L’impegno, il “fare” che ci vedrà impegnati, con Marco, ora che Marco non c’è.
Il 19 maggio scorso Marco Pannella ci ha lasciato.
Sembra ieri, sembra ora… Che dirvi, compagni e amici, che non sia quello che un po’ tutti ci siamo già detti, ci diciamo, continuiamo e continueremo a dirci… molti di noi hanno perso un amico, un compagno, un padre politico, una persona fidata a cui sapevi di poter chiedere consiglio, conforto, aiuto, e anche coraggio nei momenti difficili.
Sapevamo tutti che stava male, molto male; da tempo i segni erano visibili, e tuttavia fino alle ultime ore Marco è riuscito, ha saputo indicare un percorso, a ricordare un metodo, individuare una strategia, a metterci in guardia da tattiche fini a se stesse e perciò inutili o dannose; fino a che non è arrivata la fine. riusciva ancora a farlo, ma a prezzo di enormi fatiche, logoramenti. E alla fine… Alla fine è arrivata la fine. Ci parlava spesso della capitiniana compresenza tra i vivi e coloro che non ci sono più… come sia, e ce ne rendiamo conto giorno dopo giorno, è una perdita irreparabile, una parte della nostra vita che se ne è andata con lui.

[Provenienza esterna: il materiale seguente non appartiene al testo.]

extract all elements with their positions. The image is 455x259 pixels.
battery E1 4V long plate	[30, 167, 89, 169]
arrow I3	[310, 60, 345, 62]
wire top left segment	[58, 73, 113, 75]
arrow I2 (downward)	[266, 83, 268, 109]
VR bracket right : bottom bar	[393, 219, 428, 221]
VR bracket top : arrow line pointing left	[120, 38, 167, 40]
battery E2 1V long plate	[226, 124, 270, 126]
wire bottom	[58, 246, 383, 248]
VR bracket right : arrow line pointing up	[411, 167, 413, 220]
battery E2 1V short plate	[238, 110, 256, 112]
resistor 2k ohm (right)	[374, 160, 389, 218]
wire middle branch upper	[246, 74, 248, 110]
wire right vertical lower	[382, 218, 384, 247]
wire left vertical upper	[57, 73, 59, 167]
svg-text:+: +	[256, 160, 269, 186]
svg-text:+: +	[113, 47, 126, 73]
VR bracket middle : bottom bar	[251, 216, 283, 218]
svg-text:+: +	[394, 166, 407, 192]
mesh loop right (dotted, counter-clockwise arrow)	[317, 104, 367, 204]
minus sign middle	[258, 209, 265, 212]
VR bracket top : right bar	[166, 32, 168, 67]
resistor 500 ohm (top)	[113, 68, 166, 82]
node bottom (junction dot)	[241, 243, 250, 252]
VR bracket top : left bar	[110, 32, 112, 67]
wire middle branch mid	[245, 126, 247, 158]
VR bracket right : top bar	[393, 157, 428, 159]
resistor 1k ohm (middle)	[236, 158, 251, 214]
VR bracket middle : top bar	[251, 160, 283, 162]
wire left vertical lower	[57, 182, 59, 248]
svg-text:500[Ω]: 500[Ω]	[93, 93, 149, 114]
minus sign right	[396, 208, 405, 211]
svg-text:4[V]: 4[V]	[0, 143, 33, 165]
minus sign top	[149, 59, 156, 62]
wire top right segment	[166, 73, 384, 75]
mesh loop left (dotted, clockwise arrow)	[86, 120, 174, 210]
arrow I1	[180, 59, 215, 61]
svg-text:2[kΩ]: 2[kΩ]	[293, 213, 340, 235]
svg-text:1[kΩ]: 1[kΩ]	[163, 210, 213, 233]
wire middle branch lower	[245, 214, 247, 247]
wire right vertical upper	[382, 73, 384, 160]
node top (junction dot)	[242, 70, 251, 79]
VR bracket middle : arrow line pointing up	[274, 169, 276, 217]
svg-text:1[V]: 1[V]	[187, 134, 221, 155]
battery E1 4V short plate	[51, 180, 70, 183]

Diceva: vedrete: da vivo mi trattano come se fossi morto; quando sarò morto mi tratteranno come se fossi vivo. Forse si è sbagliato. Sì, i primi giorni è stato un accorrere da parte di tutti a riconoscerne meriti, capacità, intuizioni, conquiste importanti conseguite e di cui tutti beneficiano… È durato appunto qualche giorno, con un obiettivo preciso: quello di fare di Marco l’ennesimo busto al Pincio: glorificare e dimenticare.
Cercheremo di opporre una doverosa resistenza a questo processo. Marco è la persona che affascina Ignazio Silone e Pier Paolo Pasolini; che stana dal suo riserbo Leonardo Sciascia, e che lo definisce “l’unico politico che ha il senso della legge, del diritto, della giustizia”. Elio Vittorini gli dice che lui e i radicali sono i soli copernicani che conosce. Marco è la persona che salva Enzo Tortora dal castello di infamie che i camorristi gli hanno cucito addosso; e fa “volare” Domenico Modugno, colpito da un male che lo paralizza.
Marco è concepisce un partito aperto, dove chiunque si può iscrivere: italiano o straniero, anche con altre tessere, premio Nobel o ergastolano, e nessuno può essere espulso. Dove nessuno può essere espulso. È importante, straordinario, questo “chiunque”, questo “nessuno”.
Fino all’ultimo Marco si è battuto per il diritto di tutti a conoscere, a sapere. Il diritto civile e umano alla conoscenza. Il diritto di tutti di poter giudicare e di poter essere giudicati. Ha combattuto fin con l’ultimo respiro contro gli ostracismi e le feroci censure che i mezzi di comunicazione hanno riservato a lui come persona, ai radicali come partito, e a tutte le minoranze o presunte tali, in generale. Amava ripetere e ricordare un vecchio motto del Sessantotto francese: “Ce n’est qu’on debut, continuons le combat!”. Le cose che ha fatto, che ci spronava a fare, che abbiamo fatto con lui: questa è l’eredità, il patrimonio, il lascito. Diritto umano e civile alla conoscenza; transizione verso la democrazia, dove la democrazia non c’è, e, contemporaneamente nei paesi di “democrazia reale”; la giustizia giusta, a partire dall’intollerabile e inumana situazione carceraria. Questo l’impegno, il “fare” che ci vedrà mobilitati. Come Marco diceva: hic et nunc, da subito.